THE STORY OF how soccer came to Chester isn’t just — or even mostly — a story about soccer. Like so many things in Philadelphia, it’s a tale about politics (including a governor with a serious sports jones), money, insider connections, and the sorts of backroom deals that are fairly typical of how things get done in Pennsylvania.

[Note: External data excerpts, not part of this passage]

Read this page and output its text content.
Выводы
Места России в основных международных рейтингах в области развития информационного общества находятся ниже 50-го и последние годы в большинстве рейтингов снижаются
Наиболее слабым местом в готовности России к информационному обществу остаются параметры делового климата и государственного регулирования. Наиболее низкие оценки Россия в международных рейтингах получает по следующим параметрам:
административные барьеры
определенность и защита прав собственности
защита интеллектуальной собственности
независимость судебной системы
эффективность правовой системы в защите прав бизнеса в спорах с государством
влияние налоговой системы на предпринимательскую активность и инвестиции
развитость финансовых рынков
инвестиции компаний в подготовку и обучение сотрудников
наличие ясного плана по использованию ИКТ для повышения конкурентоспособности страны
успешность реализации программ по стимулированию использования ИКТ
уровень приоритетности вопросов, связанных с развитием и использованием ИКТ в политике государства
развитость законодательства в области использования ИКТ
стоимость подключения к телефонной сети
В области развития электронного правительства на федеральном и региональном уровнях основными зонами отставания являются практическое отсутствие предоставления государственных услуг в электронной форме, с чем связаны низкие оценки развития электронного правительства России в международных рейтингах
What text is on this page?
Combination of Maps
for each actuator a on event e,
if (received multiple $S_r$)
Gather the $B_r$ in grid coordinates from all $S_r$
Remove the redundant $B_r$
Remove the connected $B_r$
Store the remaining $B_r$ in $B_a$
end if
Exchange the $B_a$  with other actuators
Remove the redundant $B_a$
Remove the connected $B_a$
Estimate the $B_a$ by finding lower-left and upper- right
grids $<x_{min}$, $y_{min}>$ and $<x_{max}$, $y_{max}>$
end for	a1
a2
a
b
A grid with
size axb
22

The saga actually begins with the NFL, at a board meeting for the Pro Football Hall of Fame back in the early 2000s. Kansas City Chiefs owner Lamar Hunt struck up a conversation with NFL Hall of Fame board member Jim Nevels, founder of the Swarthmore Group, a Philadelphia-area investment firm with roughly $1.5 billion in managed assets. In addition to chairing the city’s School Reform Commission, Nevels served on boards for Temple, Bucknell, Drexel, Penn Law, the Philadelphia Orchestra Association, Hershey, and the Tasty Baking Co., plus a federal advisory committee by appointment of President George W. Bush. Nevels asked Hunt about owning sports franchises, and as it just so happened, Hunt had one to sell — the MLS Kansas City Wizards.
The following year, Hunt ended up in talks about bringing the Wizards to, of all places, Glassboro, New Jersey. But with a $5 billion budget deficit, New Jersey couldn’t pitch in to build a stadium. The deal, it seemed, was dead. That’s when the MLS commissioner quietly introduced two of the Glassboro investors to Nevels, a guy who had something they needed badly — friends with political capital. Nevels met with Jay Sugarman, CEO of iStar Financial and, with his wife Kelly, a fixture on the Manhattan social circuit (their house in the Hamptons was likened to the Getty Museum in Vanity Fair), and Nick Sakiewicz, a former MLS executive of the year who’d helped build a soccer stadium in Harrison, New Jersey, for global sports-and-music giant AEG.
At 49, Sakiewicz is a bit stockier than in his days as a goalkeeper for teams in the U.S. and Europe in the ’80s. Though soccer’s in his blood, the Union is more than a passion project — first and foremost, it’s a business. Philadelphia was the largest market without an MLS team, and a Wharton survey found that 59 percent of local residents consider themselves soccer fans. Before the team had a name, it had a fan club, the Sons of Ben, who quickly earned a reputation around the league for their zeal. Now half the seats are sold to season ticket-holders. “Philadelphia was a no-brainer,” Sakiewicz says. “We have a shot at making some money here.”